Cost centers allow you to attribute usage and spending to business units, improving accountability, forecasting, and cost allocation. You can also apply one or more budgets to them to control costs.
Cost center creation
- Enterprise owners and billing managers can create and edit cost centers for any resource.
 - Organization owners can create and edit cost centers that contain resources in their organization.
 
When you create a cost center, you define which resources it contains from users, repositories, and organizations. If your account is billed through Azure, you can also add an Azure subscription to bill usage to a different Azure subscription than the enterprise default.
To get started with cost centers, see Using cost centers to allocate costs to business units.
Cost center allocation
To allocate metered spending to a cost center, you add repositories, organizations, or users to the cost center.

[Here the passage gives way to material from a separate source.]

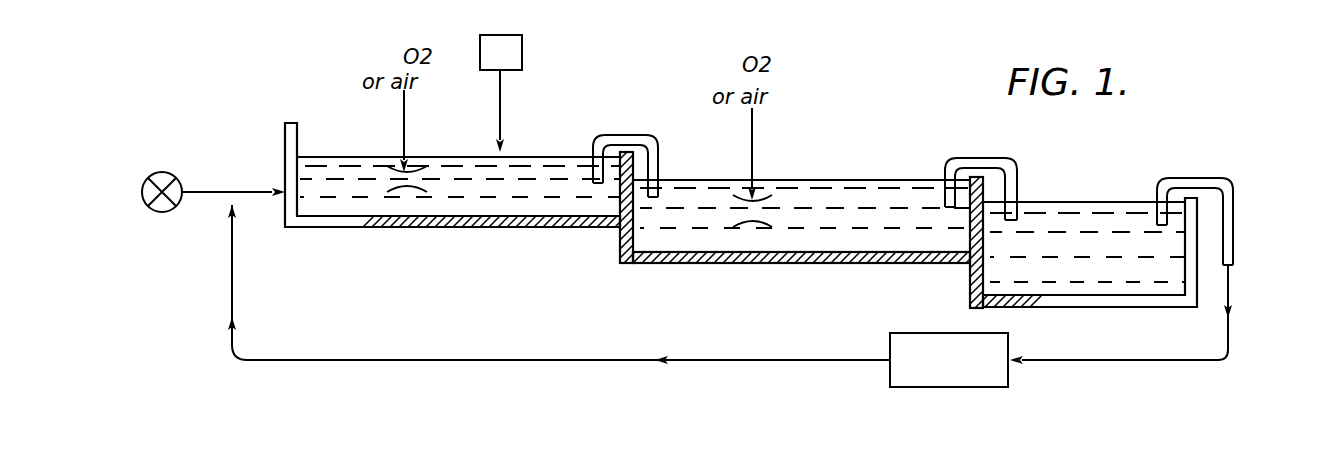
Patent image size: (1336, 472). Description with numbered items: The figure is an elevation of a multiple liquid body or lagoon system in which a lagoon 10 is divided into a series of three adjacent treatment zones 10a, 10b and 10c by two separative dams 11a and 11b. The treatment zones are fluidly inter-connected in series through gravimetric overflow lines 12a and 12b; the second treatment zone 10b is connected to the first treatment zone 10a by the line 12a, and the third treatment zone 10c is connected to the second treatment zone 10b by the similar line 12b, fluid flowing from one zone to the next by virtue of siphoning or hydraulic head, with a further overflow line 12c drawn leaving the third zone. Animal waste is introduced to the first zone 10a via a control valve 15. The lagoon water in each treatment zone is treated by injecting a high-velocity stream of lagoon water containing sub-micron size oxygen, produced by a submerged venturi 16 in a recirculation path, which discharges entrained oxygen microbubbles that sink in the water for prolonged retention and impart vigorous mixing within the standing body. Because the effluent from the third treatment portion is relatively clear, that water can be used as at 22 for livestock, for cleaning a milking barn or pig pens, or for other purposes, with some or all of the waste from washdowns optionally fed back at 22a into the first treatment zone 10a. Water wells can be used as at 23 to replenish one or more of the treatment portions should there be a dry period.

- For usage-based products, like GitHub Actions, cost centers are charged based on the repositories or organizations in the cost center, as this is where the usage takes place.

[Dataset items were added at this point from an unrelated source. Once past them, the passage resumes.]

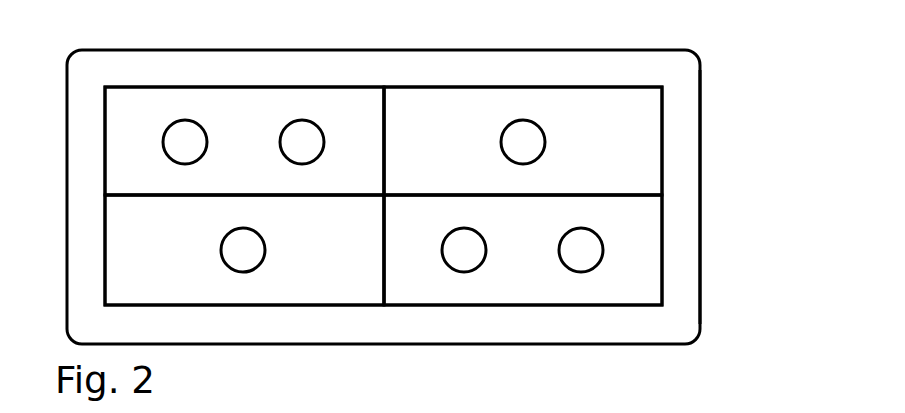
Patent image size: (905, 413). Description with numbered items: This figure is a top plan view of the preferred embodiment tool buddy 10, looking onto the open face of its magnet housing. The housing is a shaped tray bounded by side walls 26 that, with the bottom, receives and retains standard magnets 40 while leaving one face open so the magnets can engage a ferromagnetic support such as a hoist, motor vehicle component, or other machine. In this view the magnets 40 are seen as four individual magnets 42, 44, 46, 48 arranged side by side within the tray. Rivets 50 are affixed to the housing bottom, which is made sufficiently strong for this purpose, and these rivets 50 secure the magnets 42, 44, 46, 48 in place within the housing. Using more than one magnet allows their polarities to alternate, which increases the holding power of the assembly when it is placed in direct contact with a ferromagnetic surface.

The tool buddy 10 is at (714, 37).
The side walls 26 is at (701, 189).
The magnets 40 is at (248, 106).
The magnet 42 is at (316, 102).
The magnet 44 is at (457, 102).
The magnet 46 is at (218, 299).
The magnet 48 is at (476, 296).
The rivets 50 is at (220, 238).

 - For license-based products, like GitHub Copilot, cost centers are charged based on the users in the cost center.
 - For products billed by premium request usage, like Copilot coding agent, cost centers are also charged based on the users in the cost center.
 
Cost centers only apply to metered usage, and do not work with volume or subscription billing.
For more details, see Cost center allocation for different products.
Cost center limitations
- The maximum number of active cost centers per enterprise is 250.
 - The maximum number of resources per cost center is 10,000.
 - A maximum of 50 resources can be added to or removed from a cost center at a time.
 - Azure subscriptions can only be added to or removed from cost centers through the UI.